La situation est encore plus dramatique pour les déplacés internes, contraints de fuir les violences des gangs armés. Dans le département du Centre, notamment à Hinche, des familles entières dorment sur des places publiques ou chez des proches, sans accès suffisant à la nourriture, à l’eau potable ou à l’éducation pour leurs enfants. Pour ces citoyens, Noël n’est plus qu’un mot sans réalité tangible.
Dans le Nord-Est, région pourtant éloignée de l’épicentre de la violence, la population s’interroge également sur le sens même de Noël en 2025. À Fort-Liberté, Mona Jean et Joseph André, déplacés de Mirebalais, peinent à nourrir et vêtir leurs enfants. Hébergés dans des locaux administratifs sous protection minimale, ils dénoncent des conditions de vie indignes, incompatibles avec toute célébration.
À Capotille, la nostalgie domine. Fabiola se souvient d’un temps où les sapins, les achats de fin d’année et les rêves d’enfants donnaient corps à la fête. Aujourd’hui, dit-elle, tout a disparu, emporté par la crise et l’appauvrissement généralisé.
Pourtant, malgré l’adversité, certains refusent de renoncer complètement à l’esprit de Noël. À Terre-Rouge, Salomon tente de préserver, avec des moyens limités, les valeurs de solidarité et de partage. Une résistance morale, fragile, face à un environnement qui broie les espoirs.
Mais pour beaucoup, la colère et le désenchantement l’emportent. À Trou-du-Nord, Antoine, 61 ans, résume la situation sans détour : « Sous les balles, il n’y a pas de Noël ». Une déclaration lourde de sens, qui pointe l’incapacité des autorités à restaurer la sécurité et à redonner une perspective au pays.
Du Haut Nord-Est dans les communes tels : Vallières et Mombin-Crochu une même question revient : pour qui existe encore Noël en Haïti ? Selon le journaliste Benoît Lafontant et de nombreux citoyens, seuls les membres du Conseil présidentiel de transition et du gouvernement semblent en mesure de célébrer. Pour les paysans, les déplacés, les pauvres et les oubliés, Noël n’est plus une fête, mais le symbole criant d’un État absent, sourd aux souffrances de sa population.

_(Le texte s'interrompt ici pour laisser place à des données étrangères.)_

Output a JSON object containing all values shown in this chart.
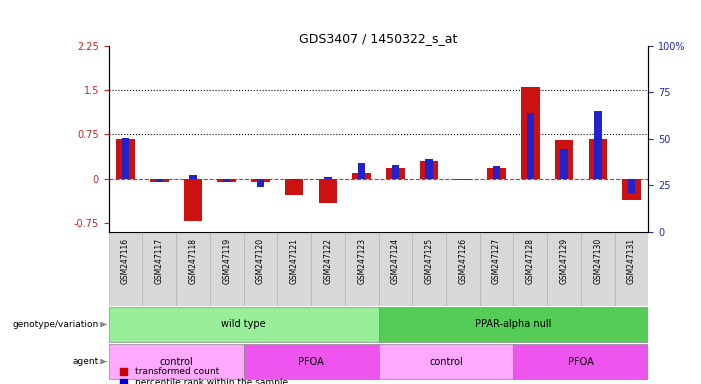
{
  "title": "GDS3407 / 1450322_s_at",
  "samples": [
    "GSM247116",
    "GSM247117",
    "GSM247118",
    "GSM247119",
    "GSM247120",
    "GSM247121",
    "GSM247122",
    "GSM247123",
    "GSM247124",
    "GSM247125",
    "GSM247126",
    "GSM247127",
    "GSM247128",
    "GSM247129",
    "GSM247130",
    "GSM247131"
  ],
  "red_values": [
    0.68,
    -0.05,
    -0.72,
    -0.05,
    -0.05,
    -0.28,
    -0.42,
    0.1,
    0.18,
    0.3,
    -0.02,
    0.18,
    1.56,
    0.65,
    0.68,
    -0.37
  ],
  "blue_values_pct": [
    48,
    23,
    27,
    23,
    20,
    24,
    26,
    34,
    33,
    36,
    25,
    32,
    62,
    42,
    63,
    17
  ],
  "ylim_left": [
    -0.9,
    2.25
  ],
  "ylim_right": [
    0,
    100
  ],
  "yticks_left": [
    -0.75,
    0,
    0.75,
    1.5,
    2.25
  ],
  "yticks_right": [
    0,
    25,
    50,
    75,
    100
  ],
  "hlines": [
    0.75,
    1.5
  ],
  "genotype_groups": [
    {
      "label": "wild type",
      "start": 0,
      "end": 8,
      "color": "#99EE99"
    },
    {
      "label": "PPAR-alpha null",
      "start": 8,
      "end": 16,
      "color": "#55CC55"
    }
  ],
  "agent_groups": [
    {
      "label": "control",
      "start": 0,
      "end": 4,
      "color": "#FFAAFF"
    },
    {
      "label": "PFOA",
      "start": 4,
      "end": 8,
      "color": "#EE55EE"
    },
    {
      "label": "control",
      "start": 8,
      "end": 12,
      "color": "#FFAAFF"
    },
    {
      "label": "PFOA",
      "start": 12,
      "end": 16,
      "color": "#EE55EE"
    }
  ],
  "legend_labels": [
    "transformed count",
    "percentile rank within the sample"
  ],
  "legend_colors": [
    "#CC0000",
    "#0000CC"
  ],
  "red_color": "#CC1111",
  "blue_color": "#2222CC",
  "zero_line_color": "#CC3333",
  "bg_color": "#FFFFFF",
  "xtick_bg": "#D8D8D8"
}
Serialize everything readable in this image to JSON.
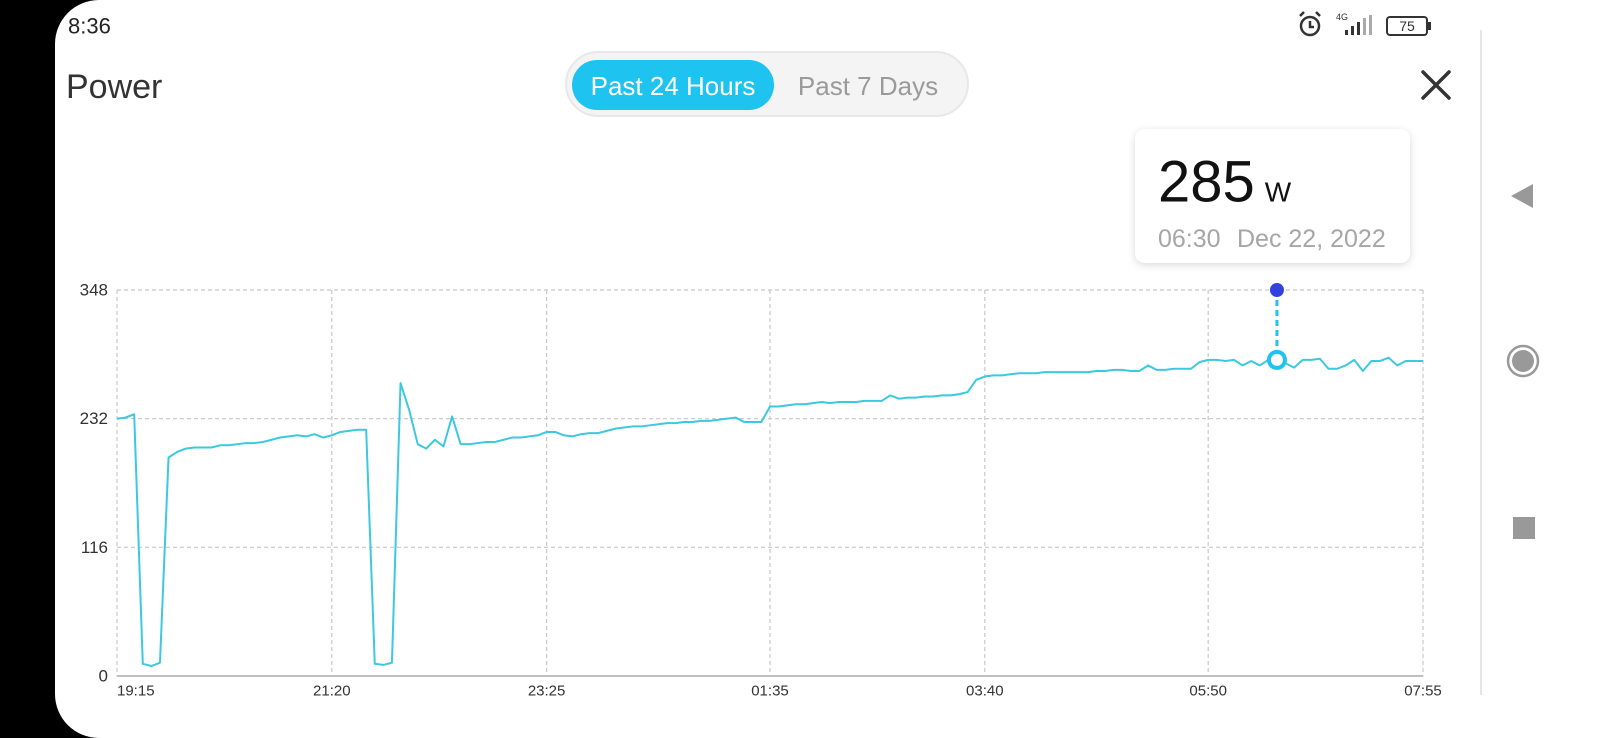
{
  "status_bar": {
    "time": "8:36",
    "network": "4G",
    "battery": "75"
  },
  "header": {
    "title": "Power",
    "tabs": [
      {
        "label": "Past 24 Hours",
        "selected": true
      },
      {
        "label": "Past 7 Days",
        "selected": false
      }
    ]
  },
  "tooltip": {
    "value": 285,
    "unit": "W",
    "time": "06:30",
    "date": "Dec 22, 2022"
  },
  "chart_data": {
    "type": "line",
    "color": "#3cc9df",
    "grid": true,
    "x": [
      "19:15",
      "19:20",
      "19:25",
      "19:30",
      "19:35",
      "19:40",
      "19:45",
      "19:50",
      "19:55",
      "20:00",
      "20:05",
      "20:10",
      "20:15",
      "20:20",
      "20:25",
      "20:30",
      "20:35",
      "20:40",
      "20:45",
      "20:50",
      "20:55",
      "21:00",
      "21:05",
      "21:10",
      "21:15",
      "21:20",
      "21:25",
      "21:30",
      "21:35",
      "21:40",
      "21:45",
      "21:50",
      "21:55",
      "22:00",
      "22:05",
      "22:10",
      "22:15",
      "22:20",
      "22:25",
      "22:30",
      "22:35",
      "22:40",
      "22:45",
      "22:50",
      "22:55",
      "23:00",
      "23:05",
      "23:10",
      "23:15",
      "23:20",
      "23:25",
      "23:30",
      "23:35",
      "23:40",
      "23:45",
      "23:50",
      "23:55",
      "00:00",
      "00:05",
      "00:10",
      "00:15",
      "00:20",
      "00:25",
      "00:30",
      "00:35",
      "00:40",
      "00:45",
      "00:50",
      "00:55",
      "01:00",
      "01:05",
      "01:10",
      "01:15",
      "01:20",
      "01:25",
      "01:30",
      "01:35",
      "01:40",
      "01:45",
      "01:50",
      "01:55",
      "02:00",
      "02:05",
      "02:10",
      "02:15",
      "02:20",
      "02:25",
      "02:30",
      "02:35",
      "02:40",
      "02:45",
      "02:50",
      "02:55",
      "03:00",
      "03:05",
      "03:10",
      "03:15",
      "03:20",
      "03:25",
      "03:30",
      "03:35",
      "03:40",
      "03:45",
      "03:50",
      "03:55",
      "04:00",
      "04:05",
      "04:10",
      "04:15",
      "04:20",
      "04:25",
      "04:30",
      "04:35",
      "04:40",
      "04:45",
      "04:50",
      "04:55",
      "05:00",
      "05:05",
      "05:10",
      "05:15",
      "05:20",
      "05:25",
      "05:30",
      "05:35",
      "05:40",
      "05:45",
      "05:50",
      "05:55",
      "06:00",
      "06:05",
      "06:10",
      "06:15",
      "06:20",
      "06:25",
      "06:30",
      "06:35",
      "06:40",
      "06:45",
      "06:50",
      "06:55",
      "07:00",
      "07:05",
      "07:10",
      "07:15",
      "07:20",
      "07:25",
      "07:30",
      "07:35",
      "07:40",
      "07:45",
      "07:50",
      "07:55"
    ],
    "values": [
      232,
      233,
      236,
      11,
      9,
      12,
      197,
      202,
      205,
      206,
      206,
      206,
      208,
      208,
      209,
      210,
      210,
      211,
      213,
      215,
      216,
      217,
      216,
      218,
      215,
      217,
      220,
      221,
      222,
      222,
      11,
      10,
      12,
      264,
      240,
      209,
      205,
      213,
      207,
      234,
      209,
      209,
      210,
      211,
      211,
      213,
      215,
      215,
      216,
      217,
      220,
      220,
      217,
      216,
      218,
      219,
      219,
      221,
      223,
      224,
      225,
      225,
      226,
      227,
      228,
      228,
      229,
      229,
      230,
      230,
      231,
      232,
      233,
      229,
      229,
      229,
      243,
      243,
      244,
      245,
      245,
      246,
      247,
      246,
      247,
      247,
      247,
      248,
      248,
      248,
      253,
      250,
      251,
      251,
      252,
      252,
      253,
      253,
      254,
      256,
      267,
      270,
      271,
      271,
      272,
      273,
      273,
      273,
      274,
      274,
      274,
      274,
      274,
      274,
      275,
      275,
      276,
      276,
      275,
      275,
      280,
      276,
      276,
      277,
      277,
      277,
      283,
      285,
      285,
      284,
      285,
      280,
      284,
      280,
      285,
      285,
      282,
      278,
      285,
      285,
      286,
      277,
      277,
      280,
      285,
      275,
      284,
      284,
      287,
      280,
      284,
      284,
      284
    ],
    "xticks": [
      "19:15",
      "21:20",
      "23:25",
      "01:35",
      "03:40",
      "05:50",
      "07:55"
    ],
    "ylim": [
      0,
      348
    ],
    "yticks": [
      0,
      116,
      232,
      348
    ]
  }
}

À écouter ces voix venues de tout le pays, une évidence s’impose : tant que l’insécurité, la misère et l’impunité domineront, Noël restera en Haïti une vitrine officielle déconnectée du vécu réel. Les autorités peuvent multiplier les discours et les cérémonies, mais sans réponses concrètes aux cris de détresse, elles continueront de fêter seules un Noël que le peuple, lui, n’a plus les moyens — ni la paix — de célébrer.